80% of people with mental illness are unemployed, a statistic that says more about the lack of support for this group of people than it does about the economy, according to a new study.
As in so many areas of mental health, solutions to this problem exist, but simply aren’t utilized, says Mary Giliberti, executive director of NAMI, the National Alliance on Mental Illness.
About 60% of people with mental illness like to work. And 2/3 can successfully have a job, if they’re given appropriate support, the report says. Yet fewer than 2% of people in the public mental health system reach this help, a cost-effective program supported employment, has been studied in 20 high-quality clinical trials over the past 25 years.
Yet supported employment programswere rare, partly because of some difficulty of cobbling together sufficient funding. Unlike medication, which is covered by health insurance plans. And there’s no central funding source for employment support.
Although the happiness of helping people with mental illness succeed in the workplace are enormous, achieving that goal will “take both leadership and resources,” Giliberti says.

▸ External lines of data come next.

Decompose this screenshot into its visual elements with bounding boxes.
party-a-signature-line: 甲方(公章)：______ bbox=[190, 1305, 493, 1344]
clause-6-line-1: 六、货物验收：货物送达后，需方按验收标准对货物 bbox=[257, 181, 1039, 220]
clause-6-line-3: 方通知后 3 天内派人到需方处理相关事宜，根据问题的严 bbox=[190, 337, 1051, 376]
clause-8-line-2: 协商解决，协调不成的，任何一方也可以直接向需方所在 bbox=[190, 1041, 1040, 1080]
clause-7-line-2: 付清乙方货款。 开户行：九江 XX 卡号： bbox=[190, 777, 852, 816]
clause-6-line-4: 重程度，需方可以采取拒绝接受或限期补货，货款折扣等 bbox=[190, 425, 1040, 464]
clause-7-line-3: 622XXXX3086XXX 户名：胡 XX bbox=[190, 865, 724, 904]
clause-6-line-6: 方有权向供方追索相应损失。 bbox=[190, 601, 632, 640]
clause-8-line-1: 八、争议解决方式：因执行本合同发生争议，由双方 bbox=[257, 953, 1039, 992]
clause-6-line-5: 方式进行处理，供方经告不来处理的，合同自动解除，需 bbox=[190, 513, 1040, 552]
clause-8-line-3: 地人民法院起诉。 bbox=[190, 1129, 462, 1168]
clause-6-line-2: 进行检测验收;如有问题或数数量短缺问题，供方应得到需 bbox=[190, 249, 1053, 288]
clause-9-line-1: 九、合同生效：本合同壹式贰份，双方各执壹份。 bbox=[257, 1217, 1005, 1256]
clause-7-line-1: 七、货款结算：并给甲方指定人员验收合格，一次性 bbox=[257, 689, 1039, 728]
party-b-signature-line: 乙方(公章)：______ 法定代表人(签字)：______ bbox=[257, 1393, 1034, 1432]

Unemployment among those with mental illness dwarfs the overall rate in the USA, currently at 6.1%. Yet the new report probably underestimates the true size of the problem because researchers didn’t factor in the more than half a million people with mental illness who are homeless or in jail.
The stories over the coming months, USA TODAY will explore the human and financial costs that the country pays for not caring more about the nearly 10 million Americans with serious mental illness.